Cet ouvrage mérite d'autant plus le détour qu'il permet de revisiter l'actualité politique récente: à l'Assemblée nationale, la ministre de l’égalité des territoires et du logement, Cécile Duflot, défendait en effet sa loi sur la Mobilisation du foncier public en faveur du logement et le renforcement des obligations de production de logement social.
Loi Duflot
On mesure combien l'ex-leader écologiste devenue ministre intéresse les commentateurs politiques, depuis que son parti EELBV s'est déclaré hostile au traité européen TSCG. Mais bizarrement rares étaient ces mêmes commentateurs à s'attarder sur l'adoption de sa loi sur le logement. Pourtant, les arguments avancés par les députés-maires de certaines communes bourgeoises valaient le détour. Un détour assez agaçant, presque pré-révolutionnaire.

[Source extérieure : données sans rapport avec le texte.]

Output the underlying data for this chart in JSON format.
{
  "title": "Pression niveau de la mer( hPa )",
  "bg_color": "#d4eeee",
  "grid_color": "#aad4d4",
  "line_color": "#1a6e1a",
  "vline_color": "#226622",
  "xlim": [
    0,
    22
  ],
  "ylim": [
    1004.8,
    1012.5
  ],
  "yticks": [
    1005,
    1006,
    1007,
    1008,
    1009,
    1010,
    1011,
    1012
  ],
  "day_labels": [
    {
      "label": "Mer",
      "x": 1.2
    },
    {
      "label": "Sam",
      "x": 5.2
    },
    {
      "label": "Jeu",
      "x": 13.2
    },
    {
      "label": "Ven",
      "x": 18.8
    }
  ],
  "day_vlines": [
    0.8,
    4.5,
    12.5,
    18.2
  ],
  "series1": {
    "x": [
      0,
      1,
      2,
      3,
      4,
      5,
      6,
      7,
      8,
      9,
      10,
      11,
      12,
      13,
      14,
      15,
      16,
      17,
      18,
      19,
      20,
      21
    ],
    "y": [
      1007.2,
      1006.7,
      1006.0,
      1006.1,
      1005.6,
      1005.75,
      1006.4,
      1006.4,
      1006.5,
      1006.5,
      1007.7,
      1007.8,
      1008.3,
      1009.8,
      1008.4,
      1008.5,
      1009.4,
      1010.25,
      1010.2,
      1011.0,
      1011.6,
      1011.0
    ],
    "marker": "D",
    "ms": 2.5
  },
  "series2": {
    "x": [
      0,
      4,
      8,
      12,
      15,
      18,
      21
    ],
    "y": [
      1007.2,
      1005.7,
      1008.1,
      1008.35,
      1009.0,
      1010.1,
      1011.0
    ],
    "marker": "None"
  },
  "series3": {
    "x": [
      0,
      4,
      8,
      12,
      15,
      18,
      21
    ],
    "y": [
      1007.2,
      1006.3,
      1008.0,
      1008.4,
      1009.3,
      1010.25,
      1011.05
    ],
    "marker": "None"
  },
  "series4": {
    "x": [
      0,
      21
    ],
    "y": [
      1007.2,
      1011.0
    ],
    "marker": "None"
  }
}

« Il n'est pas admissible », expliquait la ministre ce lundi, « qu'en 2012, en France, plus de 3 millions de personnes ne soient pas logées, ou très mal. Près de 10 millions de personnes sont aujourd’hui en situation de fragilité quant au logement à court ou moyen terme et subissent de plein fouet la crise.» La ministre voudrait 150 000 logements sociaux par an pendant le quinquennat Hollande. Sa loi, rappelons-le, prévoyait aussi que le taux minimum de logements sociaux par commune serait porté de 20 à 25 % « là où le besoin s'en fait sentir », c'est-à-dire dans les agglomérations de plus de 50.000 habitants où la pénurie justifie d'accroître l'effort de construction de logements sociaux. Il est aussi prévu une sous-obligation d’au moins 30 % de logements très sociaux pour les constructions de plus de douze logements ou 800 m2.
Parti des Riches ?
A droite, on minaude. On explique que c'est trop ou pas grand chose. Que cela ne sera jamais atteint (« il me semble que ce projet de loi ne permettra pas de produire un logement de plus » déclara Benoist Apparu). On souhaite l'échec.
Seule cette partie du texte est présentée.